Practices

IP Due Diligence


Before undertaking a strategic transaction such as a round of venture funding, a merger or an acquisition, it is essential to investigate the target company’s intellectual property assets, practices and risks. Depending on the business, IP assets can strongly affect valuation. How strong are the company’s patents and other IP assets? Will they help drive success? Do outside parties have any claims to them?

The company’s own IP position, however, is only one side of the coin. A thorough IP due diligence also evaluates the rights of third parties – most prominently competitors. A “clearance” analysis can reveal third-party patents that threaten the target company’s ability to do business. Also critical are contracts and licenses that can circumscribe freedom of action. A seemingly innocuous license, or technology access granted as part of a development agreement, can severely curtail the company’s ability to make future deals involving its technology.

Goodwin Procter’s IP Due Diligence Practice is devoted to helping transactional clients discover and manage IP-related risks. We represent not only investors and acquirers but also companies seeking financing, merger partners or strategic relationships which must prepare for IP diligence. The subjects we consider range from a company’s adherence to IP “best practices” to identifying threats and opportunities:

  • Does the company’s IP strategy align with its business and litigation strategy? Do its patents cover the key market differentiators of its products or provide blocking positions?

  • Are there procedures in place to identify potential IP and decide how best to protect it?

  • Do former employers, universities or departed employees have any claims on the company’s technology?

  • Have potential third-party claims (or license opportunities) been investigated?

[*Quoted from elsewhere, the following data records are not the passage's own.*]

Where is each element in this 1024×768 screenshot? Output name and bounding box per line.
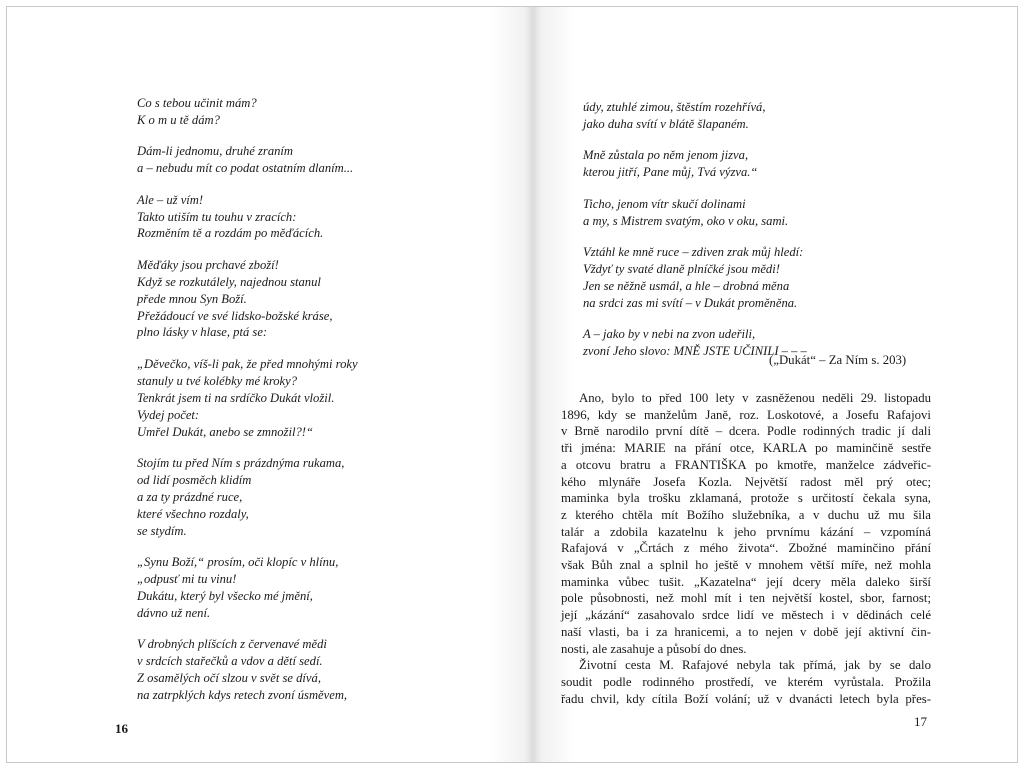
- poem-line: „odpusť mi tu vinu!: [137, 571, 237, 586]
- prose-line: maminka vůbec tušit. „Kazatelna“ její dcery měla daleko širší: [561, 574, 931, 589]
- poem-line: od lidí posměch klidím: [137, 472, 252, 487]
- prose-line: tři jména: MARIE na přání otce, KARLA po maminčině sestře: [561, 441, 931, 456]
- poem-stanza: [583, 99, 943, 133]
- poem-line: Co s tebou učinit mám?: [137, 96, 257, 110]
- prose-line: Životní cesta M. Rafajové nebyla tak přímá, jak by se dalo: [579, 658, 931, 673]
- prose-line: však Bůh znal a splnil ho ještě v mnohem větší míře, než mohla: [561, 558, 931, 573]
- prose-line: v Brně narodilo první dítě – dcera. Podle rodinných tradic jí dali: [561, 424, 931, 439]
- poem-line: údy, ztuhlé zimou, štěstím rozehřívá,: [583, 100, 766, 114]
- poem-line: Z osamělých očí slzou v svět se dívá,: [137, 670, 321, 685]
- poem-stanza: [137, 192, 437, 243]
- poem-stanza: [137, 554, 437, 622]
- poem-line: Umřel Dukát, anebo se zmnožil?!“: [137, 424, 313, 439]
- poem-line: Vztáhl ke mně ruce – zdiven zrak můj hledí:: [583, 244, 804, 259]
- poem-line: Dám-li jednomu, druhé zraním: [137, 144, 294, 159]
- poem-line: „Synu Boží,“ prosím, oči klopíc v hlínu,: [137, 554, 339, 569]
- poem-line: a my, s Mistrem svatým, oko v oku, sami.: [583, 213, 789, 228]
- poem-stanza: [583, 196, 943, 230]
- poem-line: a – nebudu mít co podat ostatním dlaním...: [137, 161, 354, 176]
- prose-line: její „kázání“ zasahovalo srdce lidí ve městech i v dědinách celé: [561, 608, 931, 623]
- prose-line: a otcovu bratru a FRANTIŠKA po kmotře, manželce zádveřic-: [561, 457, 931, 472]
- poem-line: Vydej počet:: [137, 407, 200, 422]
- poem-line: jako duha svítí v blátě šlapaném.: [583, 116, 749, 131]
- prose-paragraph: [561, 657, 931, 707]
- poem-line: Měďáky jsou prchavé zboží!: [137, 257, 279, 272]
- prose-line: řadu chvil, kdy cítila Boží volání; už v dvanácti letech byla přes-: [561, 691, 931, 706]
- poem-line: Přežádoucí ve své lidsko-božské kráse,: [137, 308, 333, 323]
- poem-line: A – jako by v nebi na zvon udeřili,: [583, 327, 756, 342]
- poem-line: zvoní Jeho slovo: MNĚ JSTE UČINILI – – –: [583, 343, 807, 358]
- poem-line: kterou jitří, Pane můj, Tvá výzva.“: [583, 165, 758, 180]
- poem-line: které všechno rozdaly,: [137, 506, 249, 521]
- poem-line: V drobných plíšcích z červenavé mědi: [137, 637, 327, 652]
- poem-citation: („Dukát“ – Za Ním s. 203): [769, 353, 907, 367]
- prose-line: nosti, ale zasahuje a působí do dnes.: [561, 641, 747, 656]
- left-poem: [137, 95, 437, 718]
- book-spread: [6, 6, 1018, 763]
- right-poem: [583, 99, 943, 374]
- prose-line: pole působnosti, než mohl mít i ten největší kostel, sbor, farnost;: [561, 591, 931, 606]
- poem-line: Takto utiším tu touhu v zracích:: [137, 209, 297, 224]
- poem-line: K o m u tě dám?: [137, 112, 220, 127]
- left-page: [7, 7, 507, 762]
- prose-line: z kterého chtěla mít Božího služebníka, a v duchu už mu šila: [561, 507, 931, 522]
- poem-line: v srdcích stařečků a vdov a dětí sedí.: [137, 653, 323, 668]
- poem-line: Stojím tu před Ním s prázdnýma rukama,: [137, 455, 345, 470]
- prose-line: maminka byla trošku zklamaná, protože s určitostí čekala syna,: [561, 491, 931, 506]
- poem-line: Tenkrát jsem ti na srdíčko Dukát vložil.: [137, 390, 335, 405]
- right-page: [519, 7, 1019, 762]
- poem-line: Ticho, jenom vítr skučí dolinami: [583, 196, 746, 211]
- poem-stanza: [137, 455, 437, 540]
- prose-line: kého mlynáře Josefa Kozla. Největší radost měl prý otec;: [561, 474, 931, 489]
- page-number-right: 17: [914, 714, 927, 729]
- poem-line: Když se rozkutálely, najednou stanul: [137, 274, 321, 289]
- prose-line: soudit podle rodinného prostředí, ve kterém vyrůstala. Prožila: [561, 674, 931, 689]
- prose-line: Rafajová v „Črtách z mého života“. Zbožné maminčino přání: [561, 541, 931, 556]
- poem-line: Dukátu, který byl všecko mé jmění,: [137, 588, 313, 603]
- poem-stanza: [137, 356, 437, 441]
- poem-line: se stydím.: [137, 523, 187, 538]
- poem-stanza: [583, 147, 943, 181]
- poem-line: na zatrpklých kdys retech zvoní úsměvem,: [137, 687, 348, 702]
- prose-line: Ano, bylo to před 100 lety v zasněženou neděli 29. listopadu: [579, 391, 931, 405]
- prose-line: naší vlasti, ba i za hranicemi, a to nejen v době její aktivní čin-: [561, 624, 931, 639]
- prose-line: talár a zdobila kazatelnu k jeho prvnímu kázání – vzpomíná: [561, 524, 931, 539]
- poem-line: Rozměním tě a rozdám po měďácích.: [137, 226, 324, 241]
- poem-stanza: [137, 95, 437, 129]
- poem-line: Vždyť ty svaté dlaně plníčké jsou mědi!: [583, 261, 780, 276]
- poem-line: dávno už není.: [137, 605, 211, 620]
- prose-text: [561, 390, 931, 707]
- poem-stanza: [137, 636, 437, 704]
- poem-line: Jen se něžně usmál, a hle – drobná měna: [583, 278, 790, 293]
- poem-line: a za ty prázdné ruce,: [137, 489, 243, 504]
- prose-paragraph: [561, 390, 931, 657]
- poem-line: Ale – už vím!: [137, 192, 204, 207]
- poem-line: plno lásky v hlase, ptá se:: [137, 325, 268, 340]
- poem-line: přede mnou Syn Boží.: [137, 291, 247, 306]
- poem-stanza: [137, 143, 437, 177]
- poem-stanza: [137, 257, 437, 342]
- poem-line: Mně zůstala po něm jenom jizva,: [583, 148, 749, 163]
- poem-stanza: [583, 244, 943, 312]
- page-number-left: 16: [115, 721, 128, 736]
- poem-line: stanuly u tvé kolébky mé kroky?: [137, 373, 298, 388]
- poem-line: na srdci zas mi svítí – v Dukát proměněna.: [583, 295, 798, 310]
- prose-line: 1896, kdy se manželům Janě, roz. Loskotové, a Josefu Rafajovi: [561, 407, 931, 422]
- poem-line: „Děvečko, víš-li pak, že před mnohými roky: [137, 356, 358, 371]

  • Does the company have policies in place relating to open-source software? Do company products contain open-source components that may trigger disclosure or other obligations?

  • Does the company participate in standard-setting, and if so, have strategic issues been explored and obligations complied with?

  • Are invention records and notebooks adequately maintained and archived?

  • Do out-licenses or in-licenses of technology limit future opportunities, e.g., acquisition events or partnerings?

Attorneys in our IP Due Diligence Practice are highly experienced, with deep knowledge of technology, IP practices and dealmaking. Our approach is pragmatic, business-oriented and always tailored to a particular transaction or business context.